A listening ear, licked into shape by the sea
from poetry reading by Billie Chernicoff on the lawn at Desmond-Fish Library, Garrison, New York, 21 August 2021
Which makes me wonder how much borrowing really goes on in my creative process. I like observing these influences and arcs and patterns and obsessions in other artists, as when I write reviews or lectures, and I especially like reading other scholars’ analyses. But it’s much harder to excavate my own work.

By the way, I use “borrowing” to describe this process because it is a type of exchange that leaves things undamaged by use.

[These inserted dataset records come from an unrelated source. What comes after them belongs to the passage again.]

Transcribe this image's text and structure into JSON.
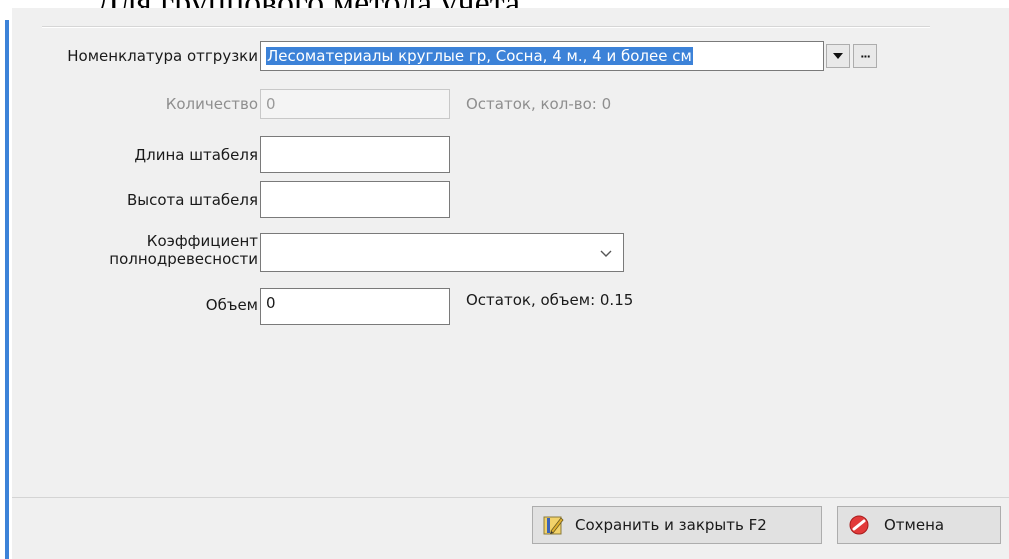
{
  "document": {
    "heading": "Для группового метода учета."
  },
  "form": {
    "nomenclature": {
      "label": "Номенклатура отгрузки",
      "value": "Лесоматериалы круглые гр, Сосна, 4 м., 4 и более см"
    },
    "quantity": {
      "label": "Количество",
      "value": "0",
      "note": "Остаток, кол-во: 0"
    },
    "stack_length": {
      "label": "Длина штабеля",
      "value": ""
    },
    "stack_height": {
      "label": "Высота штабеля",
      "value": ""
    },
    "coefficient": {
      "label_line1": "Коэффициент",
      "label_line2": "полнодревесности",
      "value": ""
    },
    "volume": {
      "label": "Объем",
      "value": "0",
      "note": "Остаток, объем: 0.15"
    }
  },
  "buttons": {
    "save": "Сохранить и закрыть F2",
    "cancel": "Отмена",
    "ellipsis": "···"
  },
  "colors": {
    "selection": "#3c82d8",
    "dialog_bg": "#f0f0f0"
  },
  "icons": {
    "dropdown": "triangle-down-icon",
    "chevron": "chevron-down-icon",
    "save": "save-pencil-icon",
    "cancel": "cancel-red-icon"
  }
}
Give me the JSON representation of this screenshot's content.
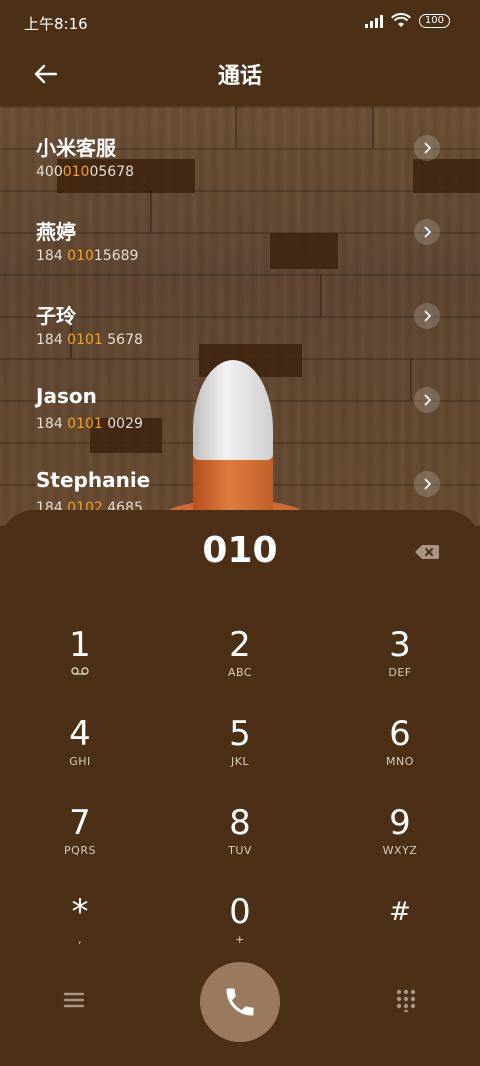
{
  "status_bar": {
    "time": "上午8:16",
    "battery": "100",
    "icons": [
      "signal-icon",
      "wifi-icon",
      "battery-icon"
    ]
  },
  "header": {
    "title": "通话",
    "back_icon": "back-arrow-icon"
  },
  "contacts": [
    {
      "name": "小米客服",
      "number_pre": "400",
      "number_match": "010",
      "number_post": "05678"
    },
    {
      "name": "燕婷",
      "number_pre": "184 ",
      "number_match": "010",
      "number_post": "15689"
    },
    {
      "name": "子玲",
      "number_pre": "184 ",
      "number_match": "0101",
      "number_post": " 5678"
    },
    {
      "name": "Jason",
      "number_pre": "184 ",
      "number_match": "0101",
      "number_post": " 0029"
    },
    {
      "name": "Stephanie",
      "number_pre": "184 ",
      "number_match": "0102",
      "number_post": " 4685"
    }
  ],
  "dialpad": {
    "entered_number": "010",
    "keys": [
      {
        "digit": "1",
        "letters": "voicemail-icon"
      },
      {
        "digit": "2",
        "letters": "ABC"
      },
      {
        "digit": "3",
        "letters": "DEF"
      },
      {
        "digit": "4",
        "letters": "GHI"
      },
      {
        "digit": "5",
        "letters": "JKL"
      },
      {
        "digit": "6",
        "letters": "MNO"
      },
      {
        "digit": "7",
        "letters": "PQRS"
      },
      {
        "digit": "8",
        "letters": "TUV"
      },
      {
        "digit": "9",
        "letters": "WXYZ"
      },
      {
        "digit": "*",
        "letters": ","
      },
      {
        "digit": "0",
        "letters": "+"
      },
      {
        "digit": "#",
        "letters": ""
      }
    ]
  },
  "colors": {
    "background": "#4b2f16",
    "highlight": "#f5a11f",
    "call_button": "#9b7b60"
  }
}
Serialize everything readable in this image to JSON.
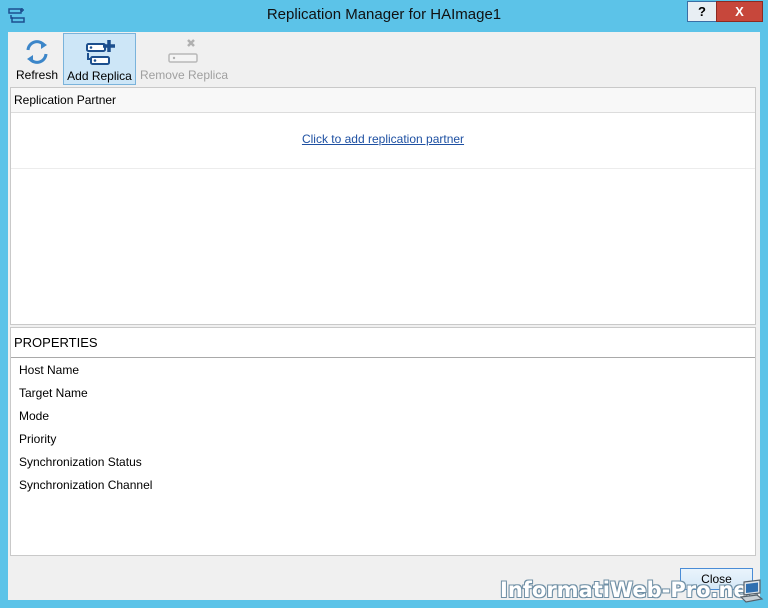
{
  "window": {
    "title": "Replication Manager for HAImage1",
    "help_label": "?",
    "close_glyph": "X"
  },
  "ribbon": {
    "refresh_label": "Refresh",
    "add_replica_label": "Add Replica",
    "remove_replica_label": "Remove Replica",
    "icons": {
      "refresh": "refresh-icon",
      "add_replica": "add-replica-icon",
      "remove_replica": "remove-replica-icon"
    }
  },
  "partners": {
    "header": "Replication Partner",
    "add_link": "Click to add replication partner"
  },
  "properties": {
    "header": "PROPERTIES",
    "items": [
      "Host Name",
      "Target Name",
      "Mode",
      "Priority",
      "Synchronization Status",
      "Synchronization Channel"
    ]
  },
  "footer": {
    "close_label": "Close"
  },
  "watermark": {
    "text": "InformatiWeb-Pro.net"
  },
  "colors": {
    "title_bar": "#5cc3e8",
    "link": "#1e50a2",
    "selected_button": "#cde6f7",
    "close_button_red": "#c7473b"
  }
}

My project today involved interpreting an 18th-century folio painting of a ragini, a personified musical mode. This Indian painting is itself a departure from the usual iconography, and borrows from descriptions and poems about this musical form. Because I was listening to poets while sketching the composition, I let the trees and lotuses be the musical mode all on their own.

My friend Mary Newell read from her newest chapbook Re-SURGE from Trainwreck Press, and I know it was her ecopoetic themes that de-centered the composition onto the pond, so rapturous with lotuses amid conversing trees. Here, the garden-like setting drowns out personification in favor of emptiness, and a drowning presence of sounds from the trees and flowers covers the surface. Imagine a black swallowtail butterfly and several knowing dragonflies, and you’d almost know.
almost is a long way from drowning
from reading by Mary Newell on the lawn at Desmond-Fish Library, Garrison, New York, 21 August 2021
I’m watching a dark-gray sky signal the approach of Tropical Storm Henri here in the lower Hudson valley. Surge and torrents… hopefully we are attentive and well prepared for nature as she is.

Anu: Thanks for this! I love the visual interactions. My chapbook, Re-SURGE is available from Trainwreckpress.com, under $10 with postage. Mary Newell
Glad you enjoyed this! I put a direct link to your publisher in the post, so others can find your chapbook easily.